In dystopias of neglect, scarce resources and opportunities go to those who are inside the system and sophisticated techniques/technologies are employed to ensure the exclusion of all others. The injustice is not in how people inside these societies are treated but in how “social sorting” is conducted to determine who has a right to participate in the system at all. The victims of the system are outsiders to its world of privilege left to fend for themselves.

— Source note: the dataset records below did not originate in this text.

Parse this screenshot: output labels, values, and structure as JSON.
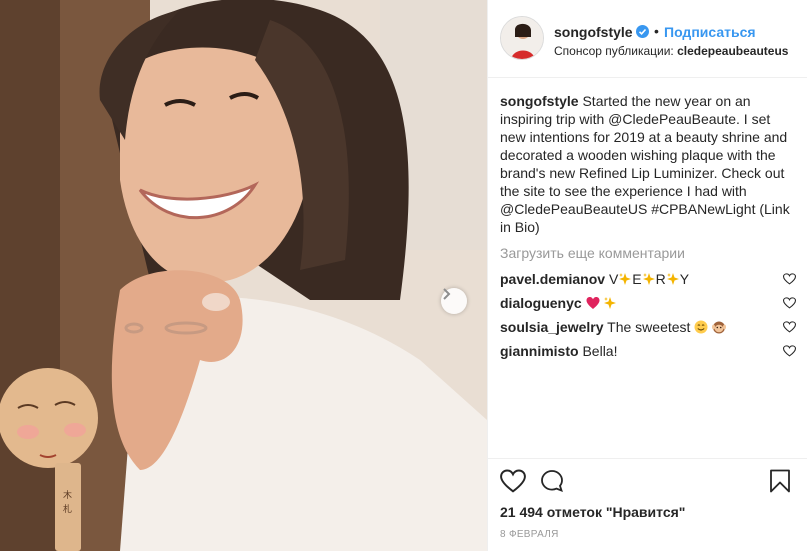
{
  "post": {
    "image_alt": "Smiling woman with bob haircut holding a round wooden mirror",
    "carousel_next_icon": "chevron-right-icon"
  },
  "header": {
    "username": "songofstyle",
    "verified_icon": "verified-badge-icon",
    "separator": "•",
    "follow_label": "Подписаться",
    "sponsor_prefix": "Спонсор публикации:",
    "sponsor_name": "cledepeaubeauteus"
  },
  "caption": {
    "username": "songofstyle",
    "text": "Started the new year on an inspiring trip with @CledePeauBeaute. I set new intentions for 2019 at a beauty shrine and decorated a wooden wishing plaque with the brand's new Refined Lip Luminizer. Check out the site to see the experience I had with @CledePeauBeauteUS #CPBANewLight (Link in Bio)"
  },
  "load_more_label": "Загрузить еще комментарии",
  "comments": [
    {
      "user": "pavel.demianov",
      "text_parts": [
        "V",
        "E",
        "R",
        "Y"
      ],
      "emoji": "sparkles-icon"
    },
    {
      "user": "dialoguenyc",
      "text": "",
      "emojis": [
        "red-heart-icon",
        "sparkles-icon"
      ]
    },
    {
      "user": "soulsia_jewelry",
      "text": "The sweetest",
      "emojis": [
        "smiling-face-icon",
        "hear-no-evil-monkey-icon"
      ]
    },
    {
      "user": "giannimisto",
      "text": "Bella!"
    }
  ],
  "actions": {
    "like_icon": "heart-outline-icon",
    "comment_icon": "comment-bubble-icon",
    "save_icon": "bookmark-icon"
  },
  "likes_text": "21 494 отметок \"Нравится\"",
  "date": "8 ФЕВРАЛЯ",
  "colors": {
    "link_blue": "#3897f0",
    "text": "#262626",
    "muted": "#999999",
    "border": "#efefef"
  }
}
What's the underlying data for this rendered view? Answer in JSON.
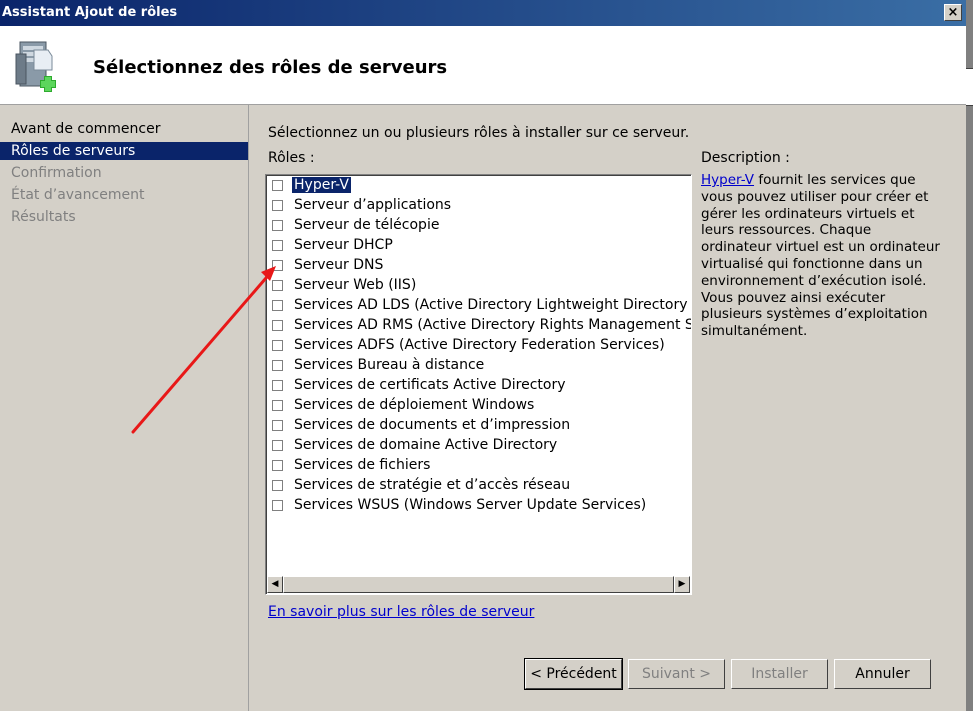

The dystopia of control reflects a rather conservative fear of losing the freedom and privilege that one already has, while the dystopia of neglect stems from a fear of being permanently shut out from the opportunities one has yet to access. The dystopia of neglect is the present made permanent—the rigidification of existing global inequalities.

(Code 46 and Sleep Dealer also both recently tackled the theme of neglect [2008].)

Elysium Healthcare

Technology is not Sinister but also not Neutral

In many dystopian narratives, technology itself becomes the antagonist. This ludditic impulse is most evident in The Matrix (1999),where technology controls not only the social order but also the very fabric of (simulated) reality. In such films, freedom depends on whether the characters manage to destroy the technologies used to oppress them.

While near-future technologies are used to facilitate oppression in Elysium, the characters have no interest in destroying that technology. Instead, they are fighting to share access to and control of the technology. The protagonists’ main motivation, in fact, is that they need Elysium’s technology to improve their lives, particularly the medical regeneration stations that can cure virtually any ailment. Once the protagonists manage to seize control of the central computer system, it automatically deploys mobile healthcare units back to Earth to treat all the new people it now registers as citizens.

Elysium also avoids simplistically portraying technology as politically-neutral. For example, the program implanted into the lead protagonist’s head is lethal when extracted. This technology intrinsically inhibits sharing and is thus anti-democratic. The protagonists are not simply interested in technology for technology’s sake; rather they are specifically interested in the technologies that promote democratic and humanist values.